CHEEKTOWAGA – A $113,000 program with Catholic Charities that provides counseling to “at-risk” Cheektowaga students and their families is going under the microscope at the behest of Supervisor Diane Benczkowski.
Councilmember James Rogowski told board members during the board’s work session Tuesday that the School Intervention Service Program offers free counseling to children and families who have difficulties in their home, school, or community. Catholic Charities counselors see children with anxiety, depression, bullying, attention deficit disorder, hyperactivity, family dysfunction, and family trauma.

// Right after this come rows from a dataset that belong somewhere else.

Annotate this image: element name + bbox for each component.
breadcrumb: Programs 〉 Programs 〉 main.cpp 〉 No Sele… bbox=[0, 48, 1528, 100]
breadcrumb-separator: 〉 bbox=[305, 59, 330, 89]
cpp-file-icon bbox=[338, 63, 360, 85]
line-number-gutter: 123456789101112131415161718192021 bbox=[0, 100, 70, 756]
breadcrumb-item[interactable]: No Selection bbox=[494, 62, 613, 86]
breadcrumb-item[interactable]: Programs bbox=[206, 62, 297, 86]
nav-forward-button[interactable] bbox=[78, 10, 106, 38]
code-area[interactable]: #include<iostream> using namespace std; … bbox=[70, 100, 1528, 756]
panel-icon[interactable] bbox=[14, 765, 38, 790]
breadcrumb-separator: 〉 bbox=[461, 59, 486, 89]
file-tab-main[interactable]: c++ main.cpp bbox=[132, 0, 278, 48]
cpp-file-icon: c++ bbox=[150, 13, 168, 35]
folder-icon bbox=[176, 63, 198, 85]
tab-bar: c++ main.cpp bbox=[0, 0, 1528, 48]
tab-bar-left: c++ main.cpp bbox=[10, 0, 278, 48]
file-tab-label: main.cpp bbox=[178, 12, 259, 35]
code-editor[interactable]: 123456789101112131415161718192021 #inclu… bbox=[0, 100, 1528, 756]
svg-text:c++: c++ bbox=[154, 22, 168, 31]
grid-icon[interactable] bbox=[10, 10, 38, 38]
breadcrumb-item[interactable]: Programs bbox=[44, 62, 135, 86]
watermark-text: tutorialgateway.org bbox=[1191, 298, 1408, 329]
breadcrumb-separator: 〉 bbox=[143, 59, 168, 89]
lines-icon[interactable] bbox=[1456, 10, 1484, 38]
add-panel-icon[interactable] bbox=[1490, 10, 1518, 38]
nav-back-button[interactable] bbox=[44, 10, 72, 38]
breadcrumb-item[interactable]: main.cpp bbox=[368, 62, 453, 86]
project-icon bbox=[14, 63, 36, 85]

The program comes with an annual price tag of $113,845. It assisted 321 kids and 132 families in 2016, and 283 kids and 118 families in 2017, Mr. Rogowski said.
“That’s wonderful – I’m just confused by the bill that they send us,” said Ms. Benczkowski during the work session. “I contribute to Catholic Charities all the time. They almost make it sound like these services are available to everyone, but yet they’re charging us for the services.”
Councilmember Linda Hammer was also unaware that the town paid Catholic Charities for this program.
“The appeal by itself does not – it cannot – fund everything that we do,” says Maria Picone, Director of Family and Community Services Department. “We’re in partnerships with local governments, partnerships with county, the state, and those funds get combined to provide the services.”
While Catholic Charities offers individual, children, and family counseling at 17 sites throughout Western New York, Ms. Picone says the School Intervention Service Program is much broader then counseling.
“It is really problem focused, addressing the problem and the multiple determinants of the problem which will include poverty, family conflict, and stresses in the family – there could be learning disabilities – it’s just so much more comprehensive,” said Ms. Picone.
The program’s services are free to any student and their families who attend schools within Cheektowaga, Sloan, or Depew. The services are not billed through an insurance company which most times ask for a mental health diagnosis before treatment starts says Ms. Picone.
“It’s being paid for by a community that says we want our kids to succeed,” added Ms. Picone.
The funds from the town pays for 1.6 counseling staff members and 10% of a supervisor.
Ms. Picone says it dates back to the 1970’s when it first started in Kenmore, Amherst, Cheektowaga and Lackawanna. Amherst paid $93,369 last year to fund the program for its residents.
During the board meeting, Ms. Benczkowski asked to table the matter and three other yearly contracts; a $7,238 youth volunteer program with Catholic Charities; a $1,776 contract with the county’s public library system; and a $36,000 contract with the county’s youth and recreation bureau; until a reorganization meeting in January. The town attorney says the delay should not impact the programs.